Суслов подивился рассудительности своего собеседника. Сама он как-то растерялся – а тот так ловко разложил все по полочкам! Конечно, его рассуждения не снимали окончательно вопроса, который решал Суслов, – но все-таки вносили в него некоторую ясность. Теперь, по крайней мере, было от чего плясать.

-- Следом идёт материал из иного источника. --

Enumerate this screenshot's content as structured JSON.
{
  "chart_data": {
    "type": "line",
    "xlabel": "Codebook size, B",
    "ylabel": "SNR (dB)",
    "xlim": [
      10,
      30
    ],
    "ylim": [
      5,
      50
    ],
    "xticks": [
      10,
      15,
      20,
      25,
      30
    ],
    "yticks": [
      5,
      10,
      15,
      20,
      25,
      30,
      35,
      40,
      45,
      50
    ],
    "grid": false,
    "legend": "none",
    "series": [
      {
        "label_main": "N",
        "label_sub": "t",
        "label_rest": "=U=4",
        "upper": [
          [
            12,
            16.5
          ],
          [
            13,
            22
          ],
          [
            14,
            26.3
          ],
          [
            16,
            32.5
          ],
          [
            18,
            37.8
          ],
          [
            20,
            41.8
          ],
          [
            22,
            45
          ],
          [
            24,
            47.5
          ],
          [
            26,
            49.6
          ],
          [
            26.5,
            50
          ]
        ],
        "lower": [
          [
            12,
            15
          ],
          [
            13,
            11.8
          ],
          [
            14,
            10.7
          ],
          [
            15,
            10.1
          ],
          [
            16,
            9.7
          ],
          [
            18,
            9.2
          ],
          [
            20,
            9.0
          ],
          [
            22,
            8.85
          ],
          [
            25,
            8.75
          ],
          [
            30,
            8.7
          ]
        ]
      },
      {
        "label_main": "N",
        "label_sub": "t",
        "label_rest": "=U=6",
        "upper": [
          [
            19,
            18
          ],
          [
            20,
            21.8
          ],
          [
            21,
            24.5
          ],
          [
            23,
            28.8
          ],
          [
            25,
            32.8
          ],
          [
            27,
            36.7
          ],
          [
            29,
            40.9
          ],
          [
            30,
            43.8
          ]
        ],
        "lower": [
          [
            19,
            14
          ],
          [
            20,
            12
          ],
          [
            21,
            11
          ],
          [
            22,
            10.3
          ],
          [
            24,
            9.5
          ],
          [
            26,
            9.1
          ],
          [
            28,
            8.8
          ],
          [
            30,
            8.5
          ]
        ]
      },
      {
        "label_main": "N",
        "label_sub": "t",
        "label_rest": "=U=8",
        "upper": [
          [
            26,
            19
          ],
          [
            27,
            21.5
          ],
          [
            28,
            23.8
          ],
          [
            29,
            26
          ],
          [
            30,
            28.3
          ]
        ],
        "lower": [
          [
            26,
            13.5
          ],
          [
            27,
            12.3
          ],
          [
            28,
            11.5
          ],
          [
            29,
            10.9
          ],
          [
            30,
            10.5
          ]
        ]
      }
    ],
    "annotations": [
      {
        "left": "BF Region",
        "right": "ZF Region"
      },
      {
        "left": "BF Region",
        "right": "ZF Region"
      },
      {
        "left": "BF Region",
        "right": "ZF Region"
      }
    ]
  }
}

Суслов почувствовал доверие к своему собеседнику и захотел познакомиться с ним. Они представились друг другу:

– Михаил Егорович Суслов!

– Аверкий Васильевич Аристов!

И после этого решили перейти на «ты».

«А вот скажи, – продолжил Суслов. – Предположим, что долгая жизнь может быть нравственной и приличной. Но может ли она не быть пошлой? » «Конечно! – рассудил Аристов. – Может оказаться, совершенно напротив, что умереть в 20 лет пошло. Это зависит не только от жизни, но и от обстоятельств и причины смерти. Если человек жил глупо и умер по глупости – это и пошло. А может быть, что и до 100 лет дожить вовсе не пошло; в сущности, это, напротив, оригинально и редко кому удается. Конечно, пошло относиться к прожитым и предстоящим годам со скопидомством, с плюшкинством, стараться накопить как можно больше их, дрожать и охать за то, чтобы побыть подольше. Это пошло – но тут дело в самом отношении, а не в числе прожитых лет». «Разумно», – одобрил Суслов. «Да и вообще, пошла сама постановка вопроса, – заметил Аристов. – Количество лет – незначительная формальность. Не всегда даже известно, сколько человеку лет в действительности. Важна фактическая ситуация, сложившаяся к данному моменту». «Ну нет, – возразил Суслов. – Число лет – один из немногих объективных критериев, из того, что составляет ясное представление о человеке. Как, например, еще и рост, вес или размер зарплаты. Еще хорошо, что хоть что-то можно формализовать и выразить конкретным значением, иначе человек и вовсе был бы каким-то бесформенным туманом».

 

Вращающиеся музыканты

 

Суслов даже обрадовался, что может в чем-то возразить Аристову: до того рассуждения его нового знакомого выглядели даже слишком разумными, и Суслов начинал уже чувствовать дискомфорт из-за того, что сразу поддался его влиянию. Однако тут спор попутчиков был прерван: в вагон вошли музыканты. Это была необычная компания – двое из них несли горизонтально третьего и четвертого, как инструменты. Выяснилось, что это была труппа музыкантов-акробатов: двое участников, приплясывая, поднимали и вращали остальных, а те пели, свистели и били в бубны. Правда, для такого представления в вагоне было маловато места, это усложняло задачу участников – но те справлялись. Из-за вращения исполнителей создавался необычный эффект: их пение как бы растягивалось, сливалось в одно звуковое полотно; время от времени оно прерывалось подвываниями, выкриками и звуками, напоминающими икоту, однако оставалось мелодичным и даже завораживающим.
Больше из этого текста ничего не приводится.